Levantamento feito por técnicos da Comissão de Sindicância da Corregedoria da Câmara indica que ao menos mais dez deputados podem estar envolvidos na máfia dos sanguessugas. A base do rastreamento é cruzamento de dados do livro-caixa da Planam com nomes de assessores parlamentares que teriam recebido depósitos ou tinham dados bancários arquivados na contabilidade da empresa que atuava no esquema

Cerca de 50 funcionários de gabinetes foram listados. Hoje, a CPI deve começar a ouvir 31 deles. Segundo o deputado Fernando Gabeira (PV-RJ), depoimentos serão reservados e servirão para checar informações de propina a parlamentares.

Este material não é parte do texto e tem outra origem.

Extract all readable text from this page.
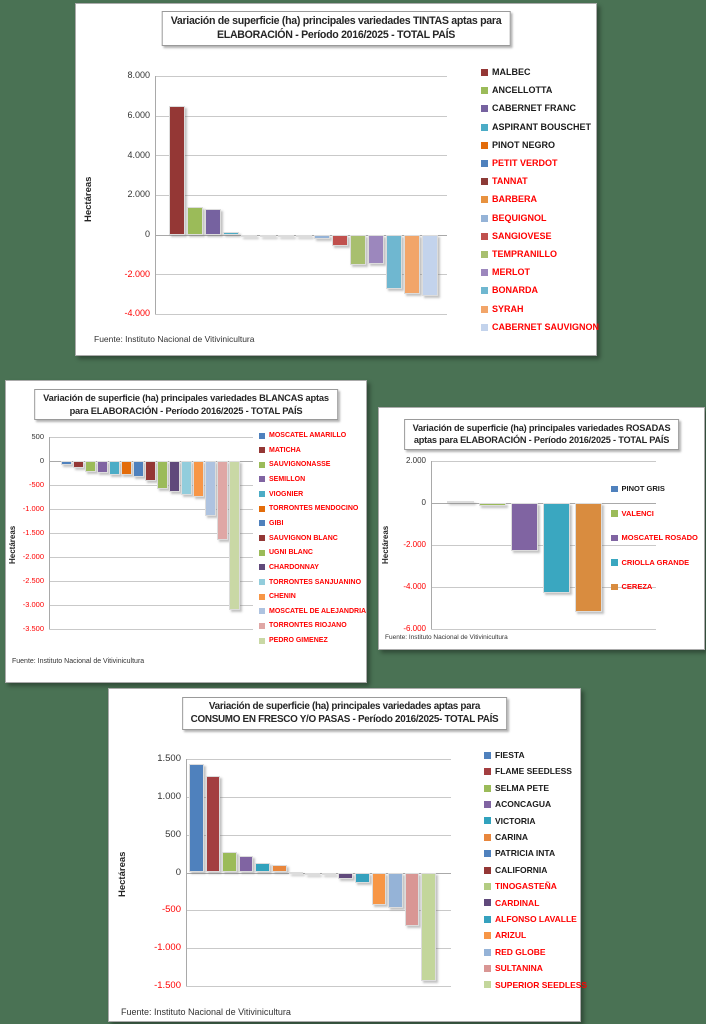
Variación de superficie (ha) principales variedades TINTAS aptas para
ELABORACIÓN - Período 2016/2025 - TOTAL PAÍS
Hectáreas
Fuente: Instituto Nacional de Vitivinicultura
8.000
6.000
4.000
2.000
0
-2.000
-4.000
MALBEC
ANCELLOTTA
CABERNET FRANC
ASPIRANT BOUSCHET
PINOT NEGRO
PETIT VERDOT
TANNAT
BARBERA
BEQUIGNOL
SANGIOVESE
TEMPRANILLO
MERLOT
BONARDA
SYRAH
CABERNET SAUVIGNON
Variación de superficie (ha) principales variedades BLANCAS aptas
para ELABORACIÓN - Período 2016/2025 - TOTAL PAÍS
Hectáreas
Fuente: Instituto Nacional de Vitivinicultura
500
0
-500
-1.000
-1.500
-2.000
-2.500
-3.000
-3.500
MOSCATEL AMARILLO
MATICHA
SAUVIGNONASSE
SEMILLON
VIOGNIER
TORRONTES MENDOCINO
GIBI
SAUVIGNON BLANC
UGNI BLANC
CHARDONNAY
TORRONTES SANJUANINO
CHENIN
MOSCATEL DE ALEJANDRIA
TORRONTES RIOJANO
PEDRO GIMENEZ
Variación de superficie (ha) principales variedades ROSADAS
aptas para ELABORACIÓN - Período 2016/2025 - TOTAL PAÍS
Hectáreas
Fuente: Instituto Nacional de Vitivinicultura
2.000
0
-2.000
-4.000
-6.000
PINOT GRIS
VALENCI
MOSCATEL ROSADO
CRIOLLA GRANDE
CEREZA
Variación de superficie (ha) principales variedades aptas para
CONSUMO EN FRESCO Y/O PASAS - Período 2016/2025- TOTAL PAÍS
Hectáreas
Fuente: Instituto Nacional de Vitivinicultura
1.500
1.000
500
0
-500
-1.000
-1.500
FIESTA
FLAME SEEDLESS
SELMA PETE
ACONCAGUA
VICTORIA
CARINA
PATRICIA INTA
CALIFORNIA
TINOGASTEÑA
CARDINAL
ALFONSO LAVALLE
ARIZUL
RED GLOBE
SULTANINA
SUPERIOR SEEDLESS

A respeito de dois deputados – Nelson Bornier (PMDB-RJ) e Oliveira Filho (PL-PR) -, a verificação produziu coincidências. Bornier mantém em seu gabinete Luiz Marques Santos, o Lula, que teria recebido pelo menos R$ 20,6 mil. À época, Lula trabalhava para o então deputado Luizinho, do Rio. O próprio Bornier é mencionado no depoimento de Luiz Antônio Vedoin, dono da Planam, ao se referir a Nylton José Simões Filho – proprietário de instituto que recebeu verba de emendas de deputados do Rio. Vedoin disse que Simões "trabalhava" com oito deputados, entre eles Bornier. Entre papéis apreendidos pela Polícia Federal há alguns relacionados à prefeitura de Nova Iguaçu (RJ), datados da época em que o deputado era prefeito.

Oliveira Filho chegou a contar com dois funcionários cujos dados bancários estão registrados na Planam. Os documentos indicam que emendas suas destinadas à compra de ambulâncias e aparelhos foram monitoradas pela máfia.